RIP-X: Multi-Device Identity for Radicle

Status

Draft

Abstract

This proposal introduces did:keri as a delegate type in Radicle identity documents, enabling a single user to operate across multiple devices (laptop, desktop, CI server) under one cryptographic identity. Device keys are linked to a KERI controller identity via 2-way attestations stored as Git refs. Existing did:key-only projects continue to work unchanged.

Motivation

Radicle currently identifies users by a single Ed25519 keypair (did:key:z6Mk...). This creates friction:

  • Device loss: Losing the private key means losing the identity permanently.
  • Multi-machine workflows: Developers working on laptop + desktop must maintain separate identities or copy keys manually.
  • CI/CD: Automated signing requires distributing the user's private key to CI environments.
  • Key rotation: No mechanism to rotate a compromised key without changing the identity.
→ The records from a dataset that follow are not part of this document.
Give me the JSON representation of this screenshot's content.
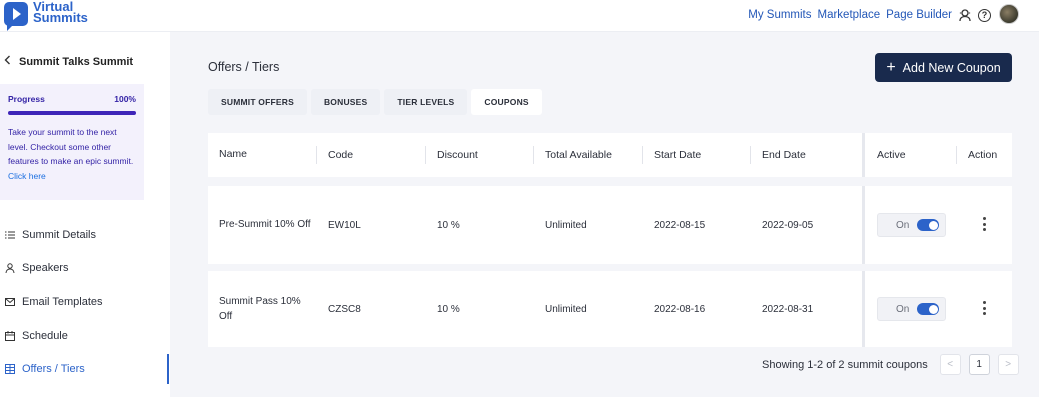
{
  "app": {
    "logo_line1": "Virtual",
    "logo_line2": "Summits"
  },
  "topnav": {
    "items": [
      "My Summits",
      "Marketplace",
      "Page Builder"
    ],
    "help_glyph": "?"
  },
  "sidebar": {
    "back_title": "Summit Talks Summit",
    "progress": {
      "label": "Progress",
      "value_text": "100%",
      "value": 1.0,
      "message": "Take your summit to the next level. Checkout some other features to make an epic summit.",
      "link": "Click here"
    },
    "items": [
      {
        "label": "Summit Details",
        "icon": "list-icon"
      },
      {
        "label": "Speakers",
        "icon": "user-icon"
      },
      {
        "label": "Email Templates",
        "icon": "mail-icon"
      },
      {
        "label": "Schedule",
        "icon": "calendar-icon"
      },
      {
        "label": "Offers / Tiers",
        "icon": "tiers-icon",
        "active": true
      }
    ]
  },
  "main": {
    "title": "Offers / Tiers",
    "add_button": "Add New Coupon",
    "add_icon": "+",
    "tabs": [
      {
        "label": "SUMMIT OFFERS"
      },
      {
        "label": "BONUSES"
      },
      {
        "label": "TIER LEVELS"
      },
      {
        "label": "COUPONS",
        "active": true
      }
    ],
    "table": {
      "headers": [
        "Name",
        "Code",
        "Discount",
        "Total Available",
        "Start Date",
        "End Date",
        "Active",
        "Action"
      ],
      "rows": [
        {
          "name": "Pre-Summit 10% Off",
          "code": "EW10L",
          "discount": "10 %",
          "total": "Unlimited",
          "start": "2022-08-15",
          "end": "2022-09-05",
          "active": "On"
        },
        {
          "name": "Summit Pass 10% Off",
          "code": "CZSC8",
          "discount": "10 %",
          "total": "Unlimited",
          "start": "2022-08-16",
          "end": "2022-08-31",
          "active": "On"
        }
      ]
    },
    "pagination": {
      "summary": "Showing 1-2 of 2 summit coupons",
      "page": "1",
      "prev": "<",
      "next": ">"
    }
  },
  "colors": {
    "brand": "#2c63c9",
    "button_dark": "#192a4d",
    "progress": "#3e25b8"
  }
}
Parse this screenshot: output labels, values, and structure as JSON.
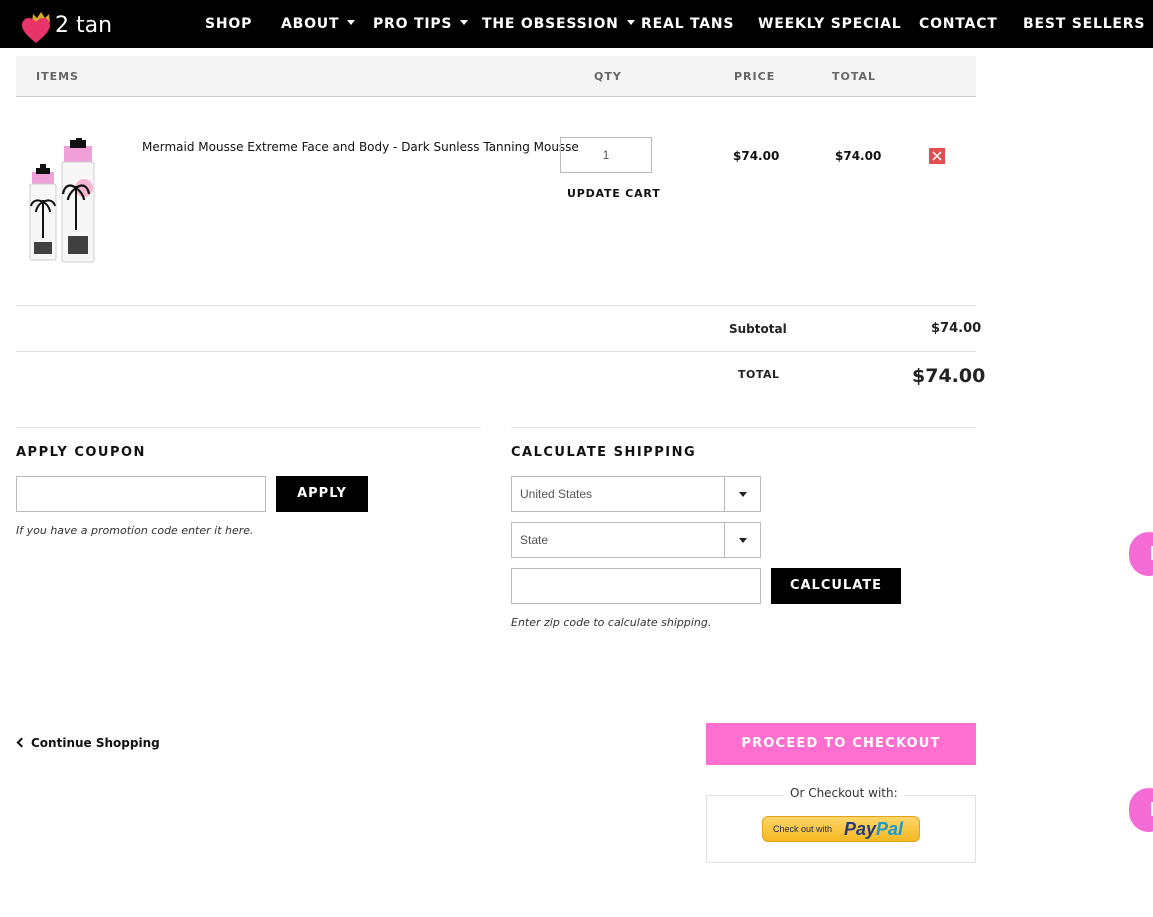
{
  "brand": {
    "logo_text": "2 tan",
    "heart_color": "#e8336b",
    "crown_color": "#d4a62a"
  },
  "nav": {
    "items": [
      {
        "label": "SHOP",
        "has_caret": false
      },
      {
        "label": "ABOUT",
        "has_caret": true
      },
      {
        "label": "PRO TIPS",
        "has_caret": true
      },
      {
        "label": "THE OBSESSION",
        "has_caret": true
      },
      {
        "label": "REAL TANS",
        "has_caret": false
      },
      {
        "label": "WEEKLY SPECIAL",
        "has_caret": false
      },
      {
        "label": "CONTACT",
        "has_caret": false
      },
      {
        "label": "BEST SELLERS",
        "has_caret": false
      }
    ]
  },
  "cart": {
    "headers": {
      "items": "ITEMS",
      "qty": "QTY",
      "price": "PRICE",
      "total": "TOTAL"
    },
    "line_item": {
      "name": "Mermaid Mousse Extreme Face and Body - Dark Sunless Tanning Mousse",
      "qty": "1",
      "update_label": "UPDATE CART",
      "price": "$74.00",
      "total": "$74.00",
      "remove_icon": "close-icon"
    },
    "subtotal_label": "Subtotal",
    "subtotal_value": "$74.00",
    "total_label": "TOTAL",
    "total_value": "$74.00"
  },
  "coupon": {
    "title": "APPLY COUPON",
    "input_placeholder": "",
    "button_label": "APPLY",
    "hint": "If you have a promotion code enter it here."
  },
  "shipping": {
    "title": "CALCULATE SHIPPING",
    "country_selected": "United States",
    "state_selected": "State",
    "zip_placeholder": "",
    "button_label": "CALCULATE",
    "hint": "Enter zip code to calculate shipping."
  },
  "footer": {
    "continue_label": "Continue Shopping",
    "checkout_label": "PROCEED TO CHECKOUT",
    "alt_checkout_label": "Or Checkout with:",
    "paypal_prefix": "Check out with",
    "paypal_word1": "Pay",
    "paypal_word2": "Pal"
  },
  "colors": {
    "checkout": "#ff6fcf",
    "remove": "#e05050",
    "bubble": "#f46bd6"
  }
}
KERI (Key Event Receipt Infrastructure) solves this by separating the identity from the keys. A KERI identity is an append-only log of key events (inception, rotation, interaction) that establishes which keys are currently authorized. Multiple device keys can be attested as authorized signers under one KERI identity.

Specification

Delegate Types

Identity documents gain a new delegate type:

{
  "delegates": [
    "did:key:z6Mk...",
    "did:keri:EXq5YqaL6L48pf0fu7IUhL0JRaU2_RxFP0AL43wYn148"
  ],
  "threshold": 2
}
  • did:key:z6Mk... — Legacy single-key delegate. Radicle verifies Ed25519 signatures directly.
  • did:keri:E... — KERI identity delegate. The bridge resolves which did:key devices are currently authorized by replaying the Key Event Log.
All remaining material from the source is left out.